Decentralized Fuzzy-PID Based Control Model for a Multivariable Liquid Level System

Multivariable liquid level control is essential in process industries to ensure quality of the product and safety of the equipment. However, the significant problems of the control system include excessive time consumption and percentage overshoot, which result from ineffective performance of the tuning methods of the PID controllers used for the system. In this paper, fuzzy logic was used to tune the PID parameters to control a four-coupled-tank system in which liquid level in tanks 1 and 2 were controlled.
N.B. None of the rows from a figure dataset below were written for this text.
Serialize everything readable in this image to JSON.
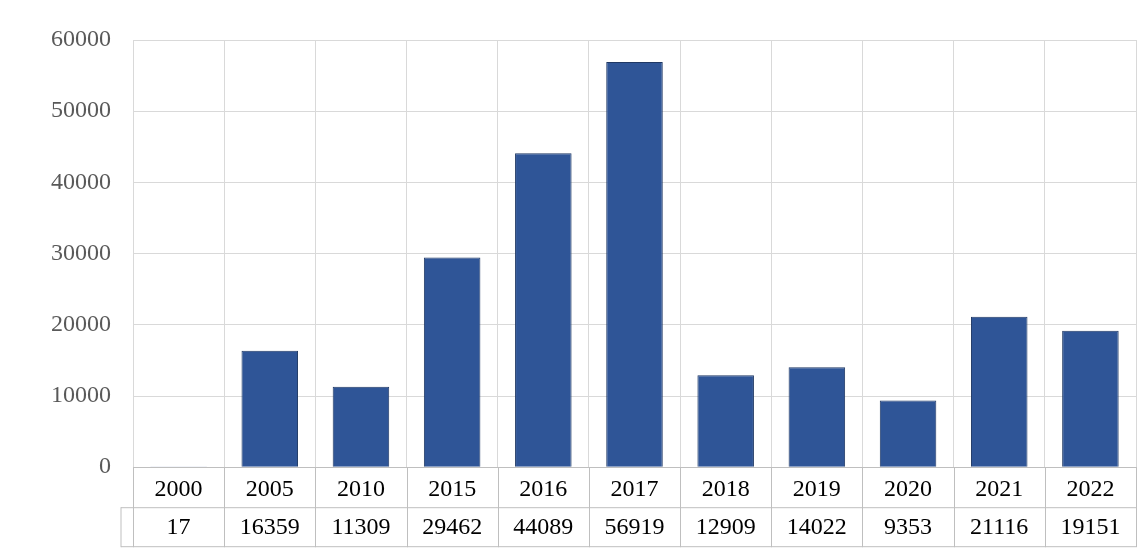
{
  "chart_data": {
    "type": "bar",
    "categories": [
      "2000",
      "2005",
      "2010",
      "2015",
      "2016",
      "2017",
      "2018",
      "2019",
      "2020",
      "2021",
      "2022"
    ],
    "values": [
      17,
      16359,
      11309,
      29462,
      44089,
      56919,
      12909,
      14022,
      9353,
      21116,
      19151
    ],
    "color": "#2f5597",
    "ylim": [
      0,
      60000
    ],
    "yticks": [
      0,
      10000,
      20000,
      30000,
      40000,
      50000,
      60000
    ],
    "grid": true,
    "data_labels": true
  }
}
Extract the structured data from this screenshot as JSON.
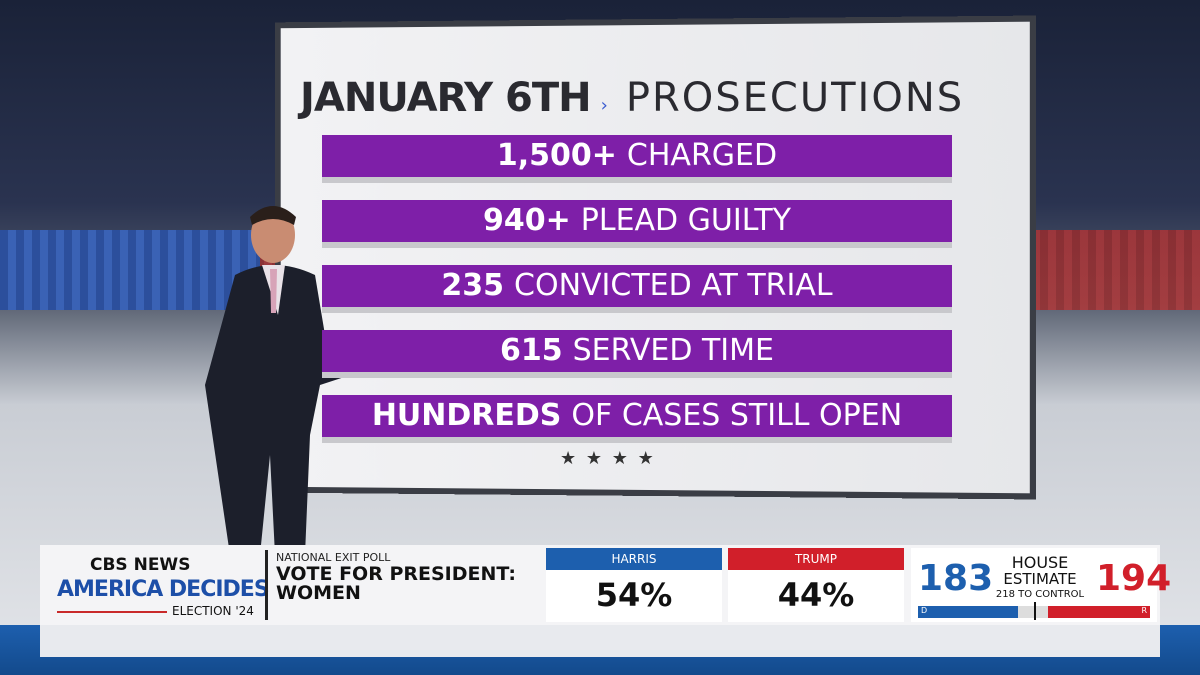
{
  "board": {
    "title_bold": "JANUARY 6TH",
    "title_light": "PROSECUTIONS",
    "items": [
      {
        "bold": "1,500+",
        "text": "CHARGED"
      },
      {
        "bold": "940+",
        "text": "PLEAD GUILTY"
      },
      {
        "bold": "235",
        "text": "CONVICTED AT TRIAL"
      },
      {
        "bold": "615",
        "text": "SERVED TIME"
      },
      {
        "bold": "HUNDREDS",
        "text": "OF CASES STILL OPEN"
      }
    ],
    "stars": "★ ★ ★ ★"
  },
  "lower_third": {
    "logo": {
      "network": "CBS NEWS",
      "show": "AMERICA DECIDES",
      "election": "ELECTION '24"
    },
    "poll": {
      "label": "NATIONAL EXIT POLL",
      "question": "VOTE FOR PRESIDENT:",
      "group": "WOMEN"
    },
    "candidates": [
      {
        "name": "HARRIS",
        "result": "54%"
      },
      {
        "name": "TRUMP",
        "result": "44%"
      }
    ],
    "house": {
      "dem": "183",
      "rep": "194",
      "title": "HOUSE",
      "subtitle": "ESTIMATE",
      "control": "218 TO CONTROL",
      "dem_label": "D",
      "rep_label": "R"
    }
  }
}
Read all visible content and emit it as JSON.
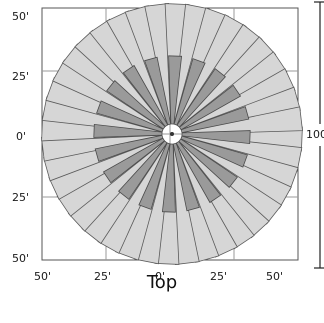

Mass Balance equation was employed to generate the transfer function matrix for the system, while a Fuzzy Inference System (FIS) file is created and embedded in fuzzy logic controller blocks, making tuning rules for the PID. Matlab R2009b simulation of the system model shows that the rise time (RT), settling time (ST), peak value (PV) and percentage overshoot (PO) for the developed DF-PID controller were 1.48 s, 4.75 s, 15 cm and 0% respectively for tank-1; and 0.86 s, 2.62 s, 10 cm and 0% respectively for tank-2, which are the smallest and best values when compared with other PID tuning methods namely: Ziegler-Nichols, Cohen-Coon and Chien-Hrones-Reswick PID tuning methods.